Steven Duong Biography: Steven (Dung) Duong is a senior lecturer at the School of Computing and Information Technology in the University of Wollongong. He got a PhD in Mathematics from Leiden University in 2013 under the supervision of Hendrik W. Lenstra and Andrea Lucchini. Previously, he was a post-doctoral fellow at the Faculty of Mathematics in Bielefeld University and then an assistant professor at the Institute of Mathematics for Industry in Kyushu University. His current research interest focusses on post-quantum cryptography. Title Signatures from Cryptographic Group Actions Abstract Group actions have been recently taken a lot of attention from the research community in designing post-quantum cryptographic protocols from new hardness assumptions. Cryptography from group actions have been found in many directions of post-quantum cryptography such as lattice-based cryptography, isogeny-based cryptography, code-based cryptography, multivariate cryptography, and others. In this talk, I will present some basic notions and cryptographic constructions (e.g. signatures) from group actions in this direction.
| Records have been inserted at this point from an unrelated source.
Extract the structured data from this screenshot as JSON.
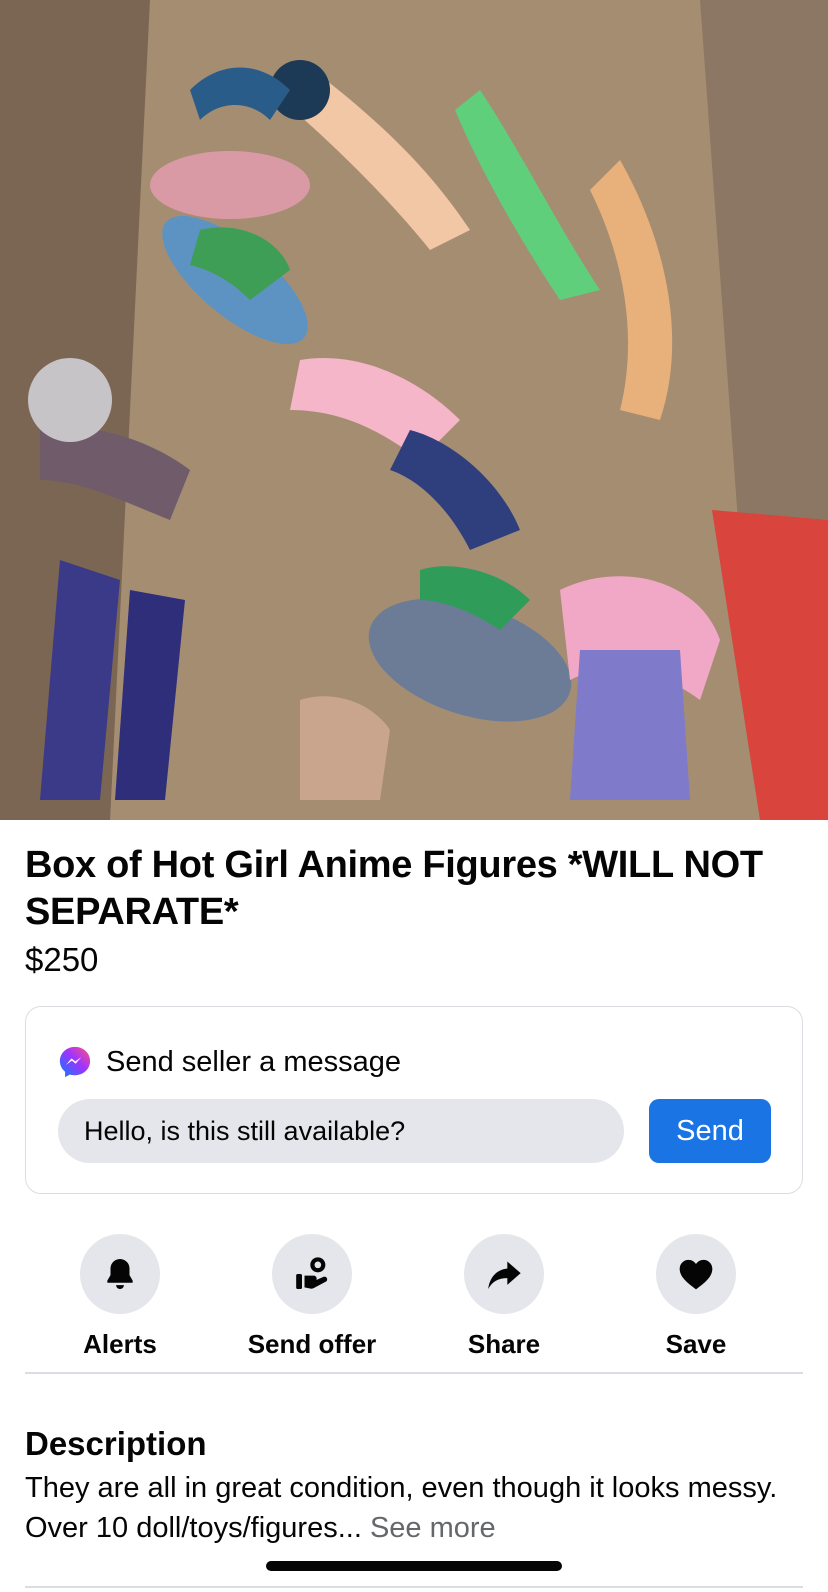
{
  "listing": {
    "title": "Box of Hot Girl Anime Figures *WILL NOT SEPARATE*",
    "price": "$250"
  },
  "message_card": {
    "heading": "Send seller a message",
    "input_value": "Hello, is this still available?",
    "send_label": "Send"
  },
  "actions": [
    {
      "label": "Alerts",
      "icon": "bell-icon"
    },
    {
      "label": "Send offer",
      "icon": "offer-icon"
    },
    {
      "label": "Share",
      "icon": "share-icon"
    },
    {
      "label": "Save",
      "icon": "heart-icon"
    }
  ],
  "description": {
    "heading": "Description",
    "text": "They are all in great condition, even though it looks messy. Over 10 doll/toys/figures...",
    "see_more": "See more"
  },
  "colors": {
    "accent": "#1b74e4",
    "icon_bg": "#e4e6eb",
    "muted_text": "#65676b"
  }
}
Feng Lin Biography: Feng Lin is currently a “Hundred Talents” Young Professor with the School of Cyber Science and Technology, College of Computer Science and Technology in Zhejiang University. He was an Assistant Professor with the University of Colorado Denver, USA, a Research Scientist with the State University of New York (SUNY) at Buffalo, USA, and an Engineer with Alcatel-Lucent (currently, Nokia). His current research interests include Internet of Things security, smart vehicle security, and AI security. He has published more than 120 research papers in mobile computing and security areas, including Oakland, CCS, Security, NDSS, MobiCom, MobiSys, SenSys, and UbiComp. Dr. Lin was a recipient of the Young Chang Jiang Scholar, ACM SIGSAC China Rising Star Award, Best Paper Awards from ACM MobiSys’20, IEEE Globecom’19, IEEE/ACM CHASE’22, IEEE BHI’17, Best Demo Award from ACM HotMobile’18, and the Best Paper Award Nomination from ACM SenSys’21 and IEEE INFOCOM’21. He serves as an editor for IEEE Network, TPC Chair of ACM Morse’22, and TPC member of MobiCom, SenSys, MobiHoc, IPSN, ICDCS. Title Security on Cross-modality Acoustics: Attack and Defense Abstract Acoustic security is paramount in today's digital era, particularly as device interconnectivity accelerates through the Internet of Things (IoT). By protecting personal and confidential information, it upholds privacy and cultivates trust among users—key components for the continued evolution and uptake of voice-driven technologies. Expanding beyond traditional acoustic monitoring, cross-modality sensing enables the conversion of data across wireless, electromagnetic, and visual signals into auditory information. In this presentation, we will explore cutting-edge research in cross-modality acoustic security, tackling both offensive and defensive strategies. We will delve into the nuances of speech injection attacks, wireless side-channel eavesdropping, and multimodal authentication techniques.